Results: At the individual cell level, qB exhibited a true positive (TP) of 55% and false positive (FP) of 8%, with BH concurrence from a minimum of 5 pathologists. When we used concurrence from a minimum of 3 pathologists, performance metrics improved TP to 89% but with a higher FP of 42%. On the diagnostic level, a diagnosis of no ballooning (defined as <5 BH) achieved a 100% TP and 0% FP with agreement from over 5 pathologists.
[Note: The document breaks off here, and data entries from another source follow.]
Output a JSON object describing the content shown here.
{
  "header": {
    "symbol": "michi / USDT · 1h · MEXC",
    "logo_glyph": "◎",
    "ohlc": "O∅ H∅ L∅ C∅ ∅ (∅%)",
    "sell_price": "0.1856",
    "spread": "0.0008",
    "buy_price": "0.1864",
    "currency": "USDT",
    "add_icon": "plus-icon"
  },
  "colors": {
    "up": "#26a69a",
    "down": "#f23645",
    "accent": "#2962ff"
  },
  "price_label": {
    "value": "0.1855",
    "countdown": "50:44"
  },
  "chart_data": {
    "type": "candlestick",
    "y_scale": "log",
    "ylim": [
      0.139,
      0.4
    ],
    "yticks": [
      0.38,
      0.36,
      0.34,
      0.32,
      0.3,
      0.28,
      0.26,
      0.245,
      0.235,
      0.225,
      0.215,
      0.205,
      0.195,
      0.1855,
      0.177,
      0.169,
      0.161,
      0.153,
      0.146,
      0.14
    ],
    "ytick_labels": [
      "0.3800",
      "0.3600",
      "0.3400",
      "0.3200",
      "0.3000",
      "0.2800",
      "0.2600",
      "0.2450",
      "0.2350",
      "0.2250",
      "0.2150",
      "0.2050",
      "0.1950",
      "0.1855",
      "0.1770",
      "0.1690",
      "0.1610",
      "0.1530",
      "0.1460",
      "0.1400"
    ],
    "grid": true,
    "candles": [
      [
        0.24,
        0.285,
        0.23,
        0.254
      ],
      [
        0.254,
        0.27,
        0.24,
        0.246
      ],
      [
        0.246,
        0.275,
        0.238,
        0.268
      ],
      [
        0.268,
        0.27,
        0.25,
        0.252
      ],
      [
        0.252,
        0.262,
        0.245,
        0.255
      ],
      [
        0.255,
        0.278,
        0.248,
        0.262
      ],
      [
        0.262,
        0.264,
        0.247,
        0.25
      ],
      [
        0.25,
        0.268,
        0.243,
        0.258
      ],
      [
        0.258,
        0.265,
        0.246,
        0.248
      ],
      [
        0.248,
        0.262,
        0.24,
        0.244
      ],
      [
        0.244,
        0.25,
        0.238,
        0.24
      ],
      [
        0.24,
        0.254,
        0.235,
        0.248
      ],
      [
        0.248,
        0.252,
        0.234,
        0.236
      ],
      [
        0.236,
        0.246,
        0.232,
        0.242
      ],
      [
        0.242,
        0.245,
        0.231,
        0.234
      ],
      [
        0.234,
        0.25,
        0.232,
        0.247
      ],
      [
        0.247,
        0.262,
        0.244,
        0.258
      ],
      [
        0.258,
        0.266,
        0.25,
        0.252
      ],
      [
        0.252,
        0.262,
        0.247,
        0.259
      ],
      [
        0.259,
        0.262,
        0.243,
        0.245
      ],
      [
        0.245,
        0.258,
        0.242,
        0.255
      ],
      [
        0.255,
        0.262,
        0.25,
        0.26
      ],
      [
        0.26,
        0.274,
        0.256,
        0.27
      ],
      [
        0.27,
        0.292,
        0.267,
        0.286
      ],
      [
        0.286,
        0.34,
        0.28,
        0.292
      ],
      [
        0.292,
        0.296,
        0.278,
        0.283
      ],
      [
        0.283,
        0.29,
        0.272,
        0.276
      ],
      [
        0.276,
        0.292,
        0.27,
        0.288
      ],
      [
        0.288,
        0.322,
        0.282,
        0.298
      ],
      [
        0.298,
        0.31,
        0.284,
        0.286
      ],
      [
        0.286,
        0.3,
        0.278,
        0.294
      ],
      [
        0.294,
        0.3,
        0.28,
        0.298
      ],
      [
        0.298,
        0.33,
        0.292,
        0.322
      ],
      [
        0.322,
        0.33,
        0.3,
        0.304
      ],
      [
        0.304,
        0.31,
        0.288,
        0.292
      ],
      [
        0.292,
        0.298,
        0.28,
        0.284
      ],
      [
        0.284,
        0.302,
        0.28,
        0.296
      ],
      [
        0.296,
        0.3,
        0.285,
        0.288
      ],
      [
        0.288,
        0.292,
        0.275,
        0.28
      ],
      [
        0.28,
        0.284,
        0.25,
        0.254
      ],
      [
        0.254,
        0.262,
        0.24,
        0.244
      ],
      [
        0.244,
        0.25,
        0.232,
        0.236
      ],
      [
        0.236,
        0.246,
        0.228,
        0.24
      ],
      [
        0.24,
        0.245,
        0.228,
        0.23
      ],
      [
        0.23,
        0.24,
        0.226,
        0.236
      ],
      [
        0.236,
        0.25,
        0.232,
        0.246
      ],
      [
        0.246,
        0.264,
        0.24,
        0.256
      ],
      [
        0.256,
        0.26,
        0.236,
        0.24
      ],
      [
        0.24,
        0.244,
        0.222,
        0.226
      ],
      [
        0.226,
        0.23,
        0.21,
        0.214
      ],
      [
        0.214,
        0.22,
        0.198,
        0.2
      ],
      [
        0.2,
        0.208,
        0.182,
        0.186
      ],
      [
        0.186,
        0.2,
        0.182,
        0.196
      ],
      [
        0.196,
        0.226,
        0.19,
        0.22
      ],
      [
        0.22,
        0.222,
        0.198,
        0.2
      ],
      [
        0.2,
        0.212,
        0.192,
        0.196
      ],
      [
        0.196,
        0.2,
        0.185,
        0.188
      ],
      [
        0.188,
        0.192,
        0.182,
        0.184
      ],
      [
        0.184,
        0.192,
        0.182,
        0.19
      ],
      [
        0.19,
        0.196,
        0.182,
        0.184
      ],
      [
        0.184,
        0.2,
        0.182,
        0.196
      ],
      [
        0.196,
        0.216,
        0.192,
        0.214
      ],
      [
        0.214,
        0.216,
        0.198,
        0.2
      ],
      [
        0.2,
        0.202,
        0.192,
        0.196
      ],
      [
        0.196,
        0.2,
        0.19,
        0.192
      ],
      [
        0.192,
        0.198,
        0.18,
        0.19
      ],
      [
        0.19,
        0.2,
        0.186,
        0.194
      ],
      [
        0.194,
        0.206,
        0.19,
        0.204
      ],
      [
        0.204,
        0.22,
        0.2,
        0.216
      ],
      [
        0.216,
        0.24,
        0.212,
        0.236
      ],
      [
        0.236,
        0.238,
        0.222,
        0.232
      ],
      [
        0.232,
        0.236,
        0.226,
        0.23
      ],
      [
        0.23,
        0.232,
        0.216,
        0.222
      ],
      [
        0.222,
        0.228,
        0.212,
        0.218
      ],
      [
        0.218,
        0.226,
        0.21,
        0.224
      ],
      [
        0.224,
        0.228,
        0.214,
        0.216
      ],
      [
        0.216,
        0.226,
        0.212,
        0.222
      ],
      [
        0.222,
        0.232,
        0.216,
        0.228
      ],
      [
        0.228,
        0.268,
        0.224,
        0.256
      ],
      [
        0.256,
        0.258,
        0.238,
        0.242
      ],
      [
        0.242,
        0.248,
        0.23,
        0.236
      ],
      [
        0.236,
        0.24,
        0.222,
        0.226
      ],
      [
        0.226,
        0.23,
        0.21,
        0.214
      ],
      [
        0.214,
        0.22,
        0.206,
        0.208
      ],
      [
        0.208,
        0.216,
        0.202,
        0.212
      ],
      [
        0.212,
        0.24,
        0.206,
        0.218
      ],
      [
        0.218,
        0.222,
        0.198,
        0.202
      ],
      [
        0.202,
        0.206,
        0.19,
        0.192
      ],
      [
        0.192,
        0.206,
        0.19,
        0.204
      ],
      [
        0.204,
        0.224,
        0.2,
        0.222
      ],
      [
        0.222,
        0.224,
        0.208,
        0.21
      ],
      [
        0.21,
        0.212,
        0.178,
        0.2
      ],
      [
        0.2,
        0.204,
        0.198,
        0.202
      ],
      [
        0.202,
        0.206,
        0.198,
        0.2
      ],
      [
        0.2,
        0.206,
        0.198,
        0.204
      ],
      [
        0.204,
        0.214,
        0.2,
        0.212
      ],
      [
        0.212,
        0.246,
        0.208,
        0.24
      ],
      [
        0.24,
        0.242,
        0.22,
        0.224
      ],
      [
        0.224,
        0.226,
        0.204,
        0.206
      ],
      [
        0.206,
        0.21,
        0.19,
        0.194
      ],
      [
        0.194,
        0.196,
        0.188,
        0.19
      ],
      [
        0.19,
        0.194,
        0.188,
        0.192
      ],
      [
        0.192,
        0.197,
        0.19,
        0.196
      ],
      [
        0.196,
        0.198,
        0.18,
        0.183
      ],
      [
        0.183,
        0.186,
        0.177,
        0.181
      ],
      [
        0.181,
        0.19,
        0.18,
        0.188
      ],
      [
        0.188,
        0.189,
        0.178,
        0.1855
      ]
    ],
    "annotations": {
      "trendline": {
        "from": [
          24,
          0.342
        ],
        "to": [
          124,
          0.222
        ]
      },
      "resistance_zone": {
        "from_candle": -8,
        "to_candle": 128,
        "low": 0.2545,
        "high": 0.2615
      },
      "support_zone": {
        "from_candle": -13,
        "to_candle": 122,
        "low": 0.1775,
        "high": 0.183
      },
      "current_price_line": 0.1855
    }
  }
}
Conclusion: The study’s findings have implications in MASH drug trial context, specifically in the patient inclusion and efficacy evaluation phases. In the patient inclusion phase, employing qB for AI annotation of BH can assist pathologists to achieve a higher consistency on ballooning grade 0 diagnosis. This approach can potentially reduce screening failure rates for clinical trial inclusion. During the efficacy evaluation phase of MASH drug trials, AI annotation on BH can assist pathologists in reviewing and eliminating falsely identified cells. Additionally, utilizing the algorithm’s performance metrics (55% TP and 8% FP) with agreement from at least 5 pathologists, the relative change from baseline in the number of BH per unit area can be measured and quantified thus providing an additional tool to assess changes in disease activity.